Пользуясь случаем, хочу извиниться перед родителями своей одноклассницы. Ей мы позвонили спустя пару дней после того, как родилась ее младшая сестра Даша. И попросили Дашу к телефону. Домашние, видно, еще не привыкли к имени нового члена семейства, и переспросили: Какую Дашу??? Не найдясь, я ответила просто: "Бальфую и толстую". Учитывая тот факт, что Даша была может и толстая, но максимум 55 сантиметров в длину, ответ мой был некорректен.
В пионерии особых успехов я не добилась. Нас с подругой выгнали даже из СДО (Совет Друзей Октябрят), хотя мы регулярно посещали все собрания Совета в Пионерской Комнате. Мало того, проходя мимо Пионерской Комнаты, мы всегда отдавали салют Красному Знамени. Смутно догадываюсь, что наше увольнение как-то связано с тем, что собрания мы предпочитали проводить под столом, дергая за юбку главную активистку Наташу (мы ласково называли ее именем из русской классики, Параськой).
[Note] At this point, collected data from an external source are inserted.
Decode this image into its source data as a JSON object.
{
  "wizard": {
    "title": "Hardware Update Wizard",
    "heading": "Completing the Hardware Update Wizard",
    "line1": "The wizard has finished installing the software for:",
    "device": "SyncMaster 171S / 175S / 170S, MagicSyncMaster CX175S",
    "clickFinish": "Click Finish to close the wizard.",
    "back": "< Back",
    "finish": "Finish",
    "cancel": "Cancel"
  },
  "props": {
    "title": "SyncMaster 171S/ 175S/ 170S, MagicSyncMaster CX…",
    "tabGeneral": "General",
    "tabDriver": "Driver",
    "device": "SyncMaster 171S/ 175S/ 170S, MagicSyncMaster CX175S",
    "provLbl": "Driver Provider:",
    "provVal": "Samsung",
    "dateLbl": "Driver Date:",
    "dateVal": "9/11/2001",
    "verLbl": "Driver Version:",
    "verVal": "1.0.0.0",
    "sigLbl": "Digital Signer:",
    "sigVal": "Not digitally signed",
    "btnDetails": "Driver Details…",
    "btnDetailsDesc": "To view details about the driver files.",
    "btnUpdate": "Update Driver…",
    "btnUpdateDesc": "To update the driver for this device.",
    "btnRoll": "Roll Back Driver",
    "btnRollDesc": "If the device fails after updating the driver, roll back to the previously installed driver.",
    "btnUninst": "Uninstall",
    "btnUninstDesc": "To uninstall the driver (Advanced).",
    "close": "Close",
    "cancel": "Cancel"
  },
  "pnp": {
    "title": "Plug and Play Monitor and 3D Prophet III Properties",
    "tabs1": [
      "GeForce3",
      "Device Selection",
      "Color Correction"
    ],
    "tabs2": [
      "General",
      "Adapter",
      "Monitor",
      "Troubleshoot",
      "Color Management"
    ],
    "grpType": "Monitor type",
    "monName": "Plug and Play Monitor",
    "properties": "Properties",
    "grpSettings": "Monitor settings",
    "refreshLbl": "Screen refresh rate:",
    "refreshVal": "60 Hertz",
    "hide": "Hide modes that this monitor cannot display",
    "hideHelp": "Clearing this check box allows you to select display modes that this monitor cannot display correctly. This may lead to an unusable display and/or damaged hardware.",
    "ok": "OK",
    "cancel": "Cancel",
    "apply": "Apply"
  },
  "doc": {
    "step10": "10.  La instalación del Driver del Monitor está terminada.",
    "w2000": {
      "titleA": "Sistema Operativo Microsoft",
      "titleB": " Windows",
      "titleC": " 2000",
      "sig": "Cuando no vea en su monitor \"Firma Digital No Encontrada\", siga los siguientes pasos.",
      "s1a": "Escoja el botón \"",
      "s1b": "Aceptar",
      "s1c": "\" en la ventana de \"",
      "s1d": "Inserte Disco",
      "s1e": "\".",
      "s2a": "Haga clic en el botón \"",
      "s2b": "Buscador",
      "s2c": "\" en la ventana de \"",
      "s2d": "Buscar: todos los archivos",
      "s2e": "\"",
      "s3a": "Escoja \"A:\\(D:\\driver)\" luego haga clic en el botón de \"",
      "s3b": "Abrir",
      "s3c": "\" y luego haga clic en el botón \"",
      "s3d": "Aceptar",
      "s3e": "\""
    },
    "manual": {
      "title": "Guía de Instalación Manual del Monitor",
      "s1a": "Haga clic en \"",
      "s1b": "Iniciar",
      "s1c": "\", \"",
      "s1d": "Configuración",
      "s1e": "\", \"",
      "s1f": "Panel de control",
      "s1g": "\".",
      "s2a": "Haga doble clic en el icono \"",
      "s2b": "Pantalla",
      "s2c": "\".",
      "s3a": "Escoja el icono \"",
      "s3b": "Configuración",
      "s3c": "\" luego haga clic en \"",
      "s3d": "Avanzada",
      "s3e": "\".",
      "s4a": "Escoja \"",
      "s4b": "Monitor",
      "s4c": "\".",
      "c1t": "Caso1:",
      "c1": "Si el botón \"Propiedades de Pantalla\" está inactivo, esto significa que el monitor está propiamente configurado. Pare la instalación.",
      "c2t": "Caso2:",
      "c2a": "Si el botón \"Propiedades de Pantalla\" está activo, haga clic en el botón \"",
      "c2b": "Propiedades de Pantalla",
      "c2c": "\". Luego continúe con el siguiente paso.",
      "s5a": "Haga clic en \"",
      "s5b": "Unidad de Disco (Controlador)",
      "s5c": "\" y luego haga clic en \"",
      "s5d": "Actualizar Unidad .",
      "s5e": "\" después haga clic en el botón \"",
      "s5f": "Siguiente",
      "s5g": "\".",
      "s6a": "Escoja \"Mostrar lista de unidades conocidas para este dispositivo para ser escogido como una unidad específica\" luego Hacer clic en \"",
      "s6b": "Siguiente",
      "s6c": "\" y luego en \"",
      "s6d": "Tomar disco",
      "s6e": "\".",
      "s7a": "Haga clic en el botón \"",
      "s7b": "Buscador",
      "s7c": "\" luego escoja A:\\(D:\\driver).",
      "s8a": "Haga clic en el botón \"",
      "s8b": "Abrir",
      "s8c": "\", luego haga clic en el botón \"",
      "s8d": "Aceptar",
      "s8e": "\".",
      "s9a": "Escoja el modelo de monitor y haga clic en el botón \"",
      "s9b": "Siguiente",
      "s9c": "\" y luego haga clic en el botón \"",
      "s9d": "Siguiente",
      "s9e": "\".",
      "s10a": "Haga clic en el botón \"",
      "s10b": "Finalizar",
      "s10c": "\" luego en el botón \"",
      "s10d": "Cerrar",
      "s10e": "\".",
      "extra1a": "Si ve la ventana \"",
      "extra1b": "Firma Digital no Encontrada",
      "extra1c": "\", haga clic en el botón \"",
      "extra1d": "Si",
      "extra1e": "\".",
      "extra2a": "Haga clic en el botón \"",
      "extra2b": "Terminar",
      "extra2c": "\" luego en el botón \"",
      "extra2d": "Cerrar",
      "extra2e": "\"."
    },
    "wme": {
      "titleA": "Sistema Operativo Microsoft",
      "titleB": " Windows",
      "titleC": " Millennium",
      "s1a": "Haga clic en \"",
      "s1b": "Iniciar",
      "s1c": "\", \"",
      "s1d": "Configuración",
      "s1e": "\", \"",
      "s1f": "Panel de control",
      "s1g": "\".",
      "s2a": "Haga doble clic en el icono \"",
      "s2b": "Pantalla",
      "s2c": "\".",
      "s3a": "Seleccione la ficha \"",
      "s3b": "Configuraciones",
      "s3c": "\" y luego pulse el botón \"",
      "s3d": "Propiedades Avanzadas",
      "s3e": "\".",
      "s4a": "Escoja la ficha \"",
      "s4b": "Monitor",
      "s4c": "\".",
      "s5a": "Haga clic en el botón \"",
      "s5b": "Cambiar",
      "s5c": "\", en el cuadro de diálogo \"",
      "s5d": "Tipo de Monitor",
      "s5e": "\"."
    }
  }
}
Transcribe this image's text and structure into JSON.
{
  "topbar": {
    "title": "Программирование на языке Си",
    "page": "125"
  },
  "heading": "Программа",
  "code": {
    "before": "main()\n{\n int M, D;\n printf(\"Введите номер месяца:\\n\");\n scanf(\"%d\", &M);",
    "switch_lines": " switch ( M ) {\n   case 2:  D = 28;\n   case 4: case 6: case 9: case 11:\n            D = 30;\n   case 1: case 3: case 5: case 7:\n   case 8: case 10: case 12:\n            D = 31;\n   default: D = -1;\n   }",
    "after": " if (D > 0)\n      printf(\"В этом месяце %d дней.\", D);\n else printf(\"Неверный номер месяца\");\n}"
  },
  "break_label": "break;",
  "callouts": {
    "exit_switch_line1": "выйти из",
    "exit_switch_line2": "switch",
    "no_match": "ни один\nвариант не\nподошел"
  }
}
Также признаю, что один раз мы сорвали линейку, проводимую Советом для своей таргетной аудитории, юных ленинцев. Однако злоумышления в наших действиях не было.
В шестом классе мы, наконец, полезли в подвал с гопниками. Нас выволокли за шиворот и потащили к директору. Последний делал какие-то смутные намеки, а мама кричала (как я теперь понимаю, от страха), потому что в подвале, оказывается, я могла чего-то лишиться. Самого симпатичного гопника нашей школы я недавно увидела в сети Интернет. Он стал самым заурядным мужиком, а тогда мне хотелось, чтобы он прижал меня к стенке. Обидно.
В шестом же классе я начала курить. Одной из сокурниц была Л. Старинская . Она так сочно рассказывала про свою беременность в 12 лет, что у нас захватывало дух, и мы преисполнялись уважением к ее жизненному опыту. В том же возрасте, я начала употреблять нецензурные выражения. Длилось это увлечение всего год, а потом забылось, и теперь я ни-ни.
Некоторые учителя продолжали относиться ко мне с опаской. Особенно меня не любила наша классная руководительница, Софья Яковлевна. Я не сделала ей ровным счетом ничего плохого, но цинизм в моих невинных глазах, видимо, выдавал во мне злостного вредителя. Однажды она поймала меня в коридоре, когда я улепетывала от нее, сжав в руке т.н. "московское мороженое". Догадываюсь, ей не понравился тот факт, что мы, греша чревоугодием, весь урок простояли за ним в очереди у Д/К им. Ленсовета. "Вакс!" - сказала С.Я. "Не сломайте ногу, Вакс!". Я хотела успокоить женщину, но случайно вместо этого заметила, что только в Советском Союзе из-за мороженого ломают ноги.
Училась я тем временем все хуже. Физику я списывала у М., химию тщетно пыталась пересдать под ехидные замечания учительницы "Вакс, вы дырку в стуле не просидели ли?". Даже на практике в Ботаническом саду меня называли белоручкой, потому что я не могла как следует вонзить росток в землю, ну а учительница рисования еще с начальной школы звала меня ласково "кудрявой абизяной".
Седьмой (по-новому, восьмой) класс я помню, как во сне, поэтому за свои действия ответственности не несу. Я уже знала, что летом меня увезут навсегда, поэтому относилась к своим обязанностям ученицы и пионерки несерьезно. Прогулы, опоздания, двойки, неуды. Распахнутый полушубок, весенний воздух первой юности, сладкая боль.
Я не знаю, как закончить свой очерк без ностальгической нотки.
Ну вот так например: теперь я люблю плов.